Load model weights from GPU video frames for GPU-to-GPU inference.

This enables processing of ExCubecl.VideoFrame structs without CPU round-trip. The frames are uploaded to GPU buffers and bound to the model pipeline.

Parameters

Returns

{:ok, updated_model} with frame buffers bound to the pipeline.

Example

frames = ExCubecl.VideoFrame.stream(camera_source, max_frames: 30)
{:ok, model} = Dala.ML.Gpu.load_model(:mobilenet_v2)
{:ok, model} = Dala.ML.Gpu.load_model_from_frames(model, frames)

model_info(name)

@spec model_info(atom()) :: map() | nil

Return model metadata.

predict(model, input_tensor)

@spec predict(model(), Nx.Tensor.t()) :: {:ok, Nx.Tensor.t()} | {:error, term()}

Run inference on a loaded model with an Nx tensor input.

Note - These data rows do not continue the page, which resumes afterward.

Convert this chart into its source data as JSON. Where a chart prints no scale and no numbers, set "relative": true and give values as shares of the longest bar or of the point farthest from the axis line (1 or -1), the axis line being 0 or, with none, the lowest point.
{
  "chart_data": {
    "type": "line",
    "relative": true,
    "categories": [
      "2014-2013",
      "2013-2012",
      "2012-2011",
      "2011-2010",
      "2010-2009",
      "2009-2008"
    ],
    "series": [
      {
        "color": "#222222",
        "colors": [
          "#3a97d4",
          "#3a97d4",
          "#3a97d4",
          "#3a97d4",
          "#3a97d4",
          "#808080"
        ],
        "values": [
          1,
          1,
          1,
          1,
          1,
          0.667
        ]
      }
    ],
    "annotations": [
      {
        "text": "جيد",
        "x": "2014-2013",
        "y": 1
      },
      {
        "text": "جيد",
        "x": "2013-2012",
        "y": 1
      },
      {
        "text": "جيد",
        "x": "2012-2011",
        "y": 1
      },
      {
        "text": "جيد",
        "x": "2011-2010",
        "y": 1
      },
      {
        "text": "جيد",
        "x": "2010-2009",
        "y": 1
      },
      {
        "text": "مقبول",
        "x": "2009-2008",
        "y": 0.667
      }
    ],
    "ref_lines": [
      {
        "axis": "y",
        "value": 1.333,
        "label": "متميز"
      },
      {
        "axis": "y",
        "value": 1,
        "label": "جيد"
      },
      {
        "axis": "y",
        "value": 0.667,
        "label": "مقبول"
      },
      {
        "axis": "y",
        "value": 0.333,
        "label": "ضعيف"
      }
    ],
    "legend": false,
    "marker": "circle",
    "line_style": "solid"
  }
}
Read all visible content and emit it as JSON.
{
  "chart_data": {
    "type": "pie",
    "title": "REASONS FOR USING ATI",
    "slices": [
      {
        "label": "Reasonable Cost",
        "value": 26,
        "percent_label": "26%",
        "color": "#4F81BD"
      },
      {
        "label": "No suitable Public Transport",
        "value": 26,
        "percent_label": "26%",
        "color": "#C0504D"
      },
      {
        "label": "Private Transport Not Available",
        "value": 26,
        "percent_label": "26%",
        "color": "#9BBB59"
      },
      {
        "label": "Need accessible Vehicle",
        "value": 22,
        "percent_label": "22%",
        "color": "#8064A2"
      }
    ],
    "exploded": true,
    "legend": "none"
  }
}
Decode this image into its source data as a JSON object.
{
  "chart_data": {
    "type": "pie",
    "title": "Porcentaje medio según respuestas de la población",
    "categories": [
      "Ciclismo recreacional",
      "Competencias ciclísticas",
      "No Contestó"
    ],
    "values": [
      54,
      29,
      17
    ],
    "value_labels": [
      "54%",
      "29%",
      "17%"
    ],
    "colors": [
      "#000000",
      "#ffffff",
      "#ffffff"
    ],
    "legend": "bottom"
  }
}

predict_async(inference, input_tensor)

@spec predict_async(model(), Nx.Tensor.t()) :: {:ok, reference()} | {:error, term()}

Run inference asynchronously.

predict_frame(model, frame)

@spec predict_frame(model(), ExCubecl.VideoFrame.t() | binary()) ::
  {:ok, Nx.Tensor.t()} | {:error, term()}

Run inference directly on a VideoFrame (GPU-to-GPU).

This avoids CPU read-back by running the model pipeline directly on the GPU texture backing the VideoFrame. The output is still returned as an Nx tensor (requires one GPU→CPU read).

Parameters

Returns

{:ok, output_tensor} on success.

Example

{:ok, model} = Dala.ML.Gpu.load_model(:mobilenet_v2)
{:ok, model} = Dala.ML.Gpu.load_model_from_frames(model, calibration_frames)

# Process each frame in the video stream
for frame <- video_stream do
  {:ok, predictions} = Dala.ML.Gpu.predict_frame(model, frame)
  # Use predictions...
end

top_k(tensor, opts \\ [])

@spec top_k(
  Nx.Tensor.t(),
  keyword()
) :: [{number(), non_neg_integer()}]

Return the top-k predictions from a classification output.